As Budget 2014 approaches, here’s a few things you’re unlikely to hear this afternoon

 

A cut in the number of Dáil deputies:

Ireland currently has 166 TDs representing 43 constituencies throughout the State. Although the Government said it would reduce the number of TDs back in 2011, it proposed cutting deputies by only eight overall. That cut is expected to come in from the next Dáil but, according to the constitution, there needs to be at least one representative per 30,000 population, preventing any drastic cuts. Of course, the Government could put it to a referendum, like they did with the Seanad. But for the time being, we’re stuck with at least 158 deputes in the Dáil.

A pay cut for TDs and ministers:

The Taoiseach currently earns €200,000 after taking a pay cut upon entering office in 2011. The average TD, meanwhile, earns around €92,000, while Cabinet members and Ministers of State get additional payments on top of that. That’s less than in the US, where the president earns $400,000, while the average congressman earns $172,000. But it’s significantly more than most European countries, including Britain.

You’d think TDs could stand to take a pay cut, but it’s unlikely that Enda and Co will be forced to downgrade their salaries this year, despite the drive to cut costs that was given as a chief reason behind abolishing the Seanad.

Reduce the tax burden:

First there was the income levy, which was only ever expected to be a temporary measure. Then came the universal social charge in January 2011, which by 2013 took between 2 per cent and 7 per cent of the applicable income. Now we have property taxes, soon to be joined by water charges and increased DIRT rates are looming. What we won’t see if an easing of the tax burden on ordinary citizens.

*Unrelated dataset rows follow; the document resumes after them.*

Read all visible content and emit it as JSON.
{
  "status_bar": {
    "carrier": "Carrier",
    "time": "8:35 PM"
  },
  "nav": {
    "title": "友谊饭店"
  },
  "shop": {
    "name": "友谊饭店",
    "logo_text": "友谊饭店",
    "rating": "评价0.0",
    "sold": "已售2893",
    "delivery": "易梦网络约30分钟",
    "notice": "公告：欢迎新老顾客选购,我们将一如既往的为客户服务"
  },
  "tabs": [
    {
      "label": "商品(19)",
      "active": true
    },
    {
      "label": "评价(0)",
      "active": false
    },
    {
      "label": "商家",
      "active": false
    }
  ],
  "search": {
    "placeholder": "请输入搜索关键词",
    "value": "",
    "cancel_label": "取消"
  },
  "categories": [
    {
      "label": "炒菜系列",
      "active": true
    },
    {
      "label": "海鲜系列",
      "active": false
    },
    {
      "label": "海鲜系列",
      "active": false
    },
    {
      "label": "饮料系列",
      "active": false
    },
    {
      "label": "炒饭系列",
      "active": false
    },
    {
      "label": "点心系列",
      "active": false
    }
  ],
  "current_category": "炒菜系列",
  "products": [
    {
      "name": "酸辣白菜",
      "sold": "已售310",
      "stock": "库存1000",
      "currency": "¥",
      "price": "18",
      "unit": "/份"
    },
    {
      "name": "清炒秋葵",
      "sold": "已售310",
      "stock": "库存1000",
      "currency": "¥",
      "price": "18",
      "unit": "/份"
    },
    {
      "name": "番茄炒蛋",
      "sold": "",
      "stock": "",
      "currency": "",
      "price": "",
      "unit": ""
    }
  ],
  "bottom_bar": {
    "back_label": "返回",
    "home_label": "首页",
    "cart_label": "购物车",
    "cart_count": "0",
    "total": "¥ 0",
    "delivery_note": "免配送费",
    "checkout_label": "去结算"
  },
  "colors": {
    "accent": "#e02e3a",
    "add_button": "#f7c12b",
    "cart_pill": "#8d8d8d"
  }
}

A third tax band for high earners

Although a higher rate of tax has been lobbied long and hard for, it’s unlikely that we’ll see it imposed any time soon. Previous efforts to get a third rate of tax for high earners – those on more than €100,000 a year, for example – have come to nothing. It would be a little like turkeys voting for Christmas.

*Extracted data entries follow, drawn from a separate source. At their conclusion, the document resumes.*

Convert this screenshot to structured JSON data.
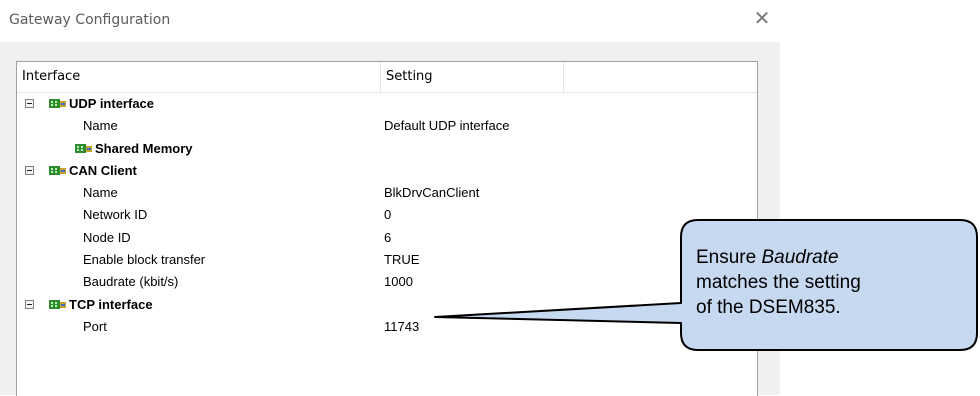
{
  "window": {
    "title": "Gateway Configuration",
    "close_glyph": "✕"
  },
  "tree": {
    "columns": [
      "Interface",
      "Setting"
    ],
    "rows": [
      {
        "label": "UDP interface",
        "value": "",
        "kind": "group",
        "icon": "network-card-icon",
        "expandable": true
      },
      {
        "label": "Name",
        "value": "Default UDP interface",
        "kind": "property"
      },
      {
        "label": "Shared Memory",
        "value": "",
        "kind": "subgroup",
        "icon": "network-card-icon"
      },
      {
        "label": "CAN Client",
        "value": "",
        "kind": "group",
        "icon": "network-card-icon",
        "expandable": true
      },
      {
        "label": "Name",
        "value": "BlkDrvCanClient",
        "kind": "property"
      },
      {
        "label": "Network ID",
        "value": "0",
        "kind": "property"
      },
      {
        "label": "Node ID",
        "value": "6",
        "kind": "property"
      },
      {
        "label": "Enable block transfer",
        "value": "TRUE",
        "kind": "property"
      },
      {
        "label": "Baudrate (kbit/s)",
        "value": "1000",
        "kind": "property"
      },
      {
        "label": "TCP interface",
        "value": "",
        "kind": "group",
        "icon": "network-card-icon",
        "expandable": true
      },
      {
        "label": "Port",
        "value": "11743",
        "kind": "property"
      }
    ]
  },
  "callout": {
    "line1_prefix": "Ensure ",
    "line1_emph": "Baudrate",
    "line2": "matches the setting",
    "line3": "of the DSEM835.",
    "fill": "#c6d9f1",
    "stroke": "#000000"
  }
}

An increase corporation tax:

Ireland is home to many multinationals and, although our low corporation tax helps attract some of them to these shores, apparently it’s not the reason they stay here. Instead, we’re often told, tax is a secondary reason to locate in Ireland, with the primary one being the quality of talented people. That may be true for the existing companies, but would we be quite so quick to attract new companies to these shores if we increased our corporation tax a little? Either way, it’s unlikely that ministers will want to rock the proverbial boat by adding to the tax burden of US multinationals operating in Ireland. And given the Government’s staunch defence of the corporate tax rate despite heavy pressure from other EU leaders, the chance of raising the rate by even a couple of percentage points seem extremely unlikely.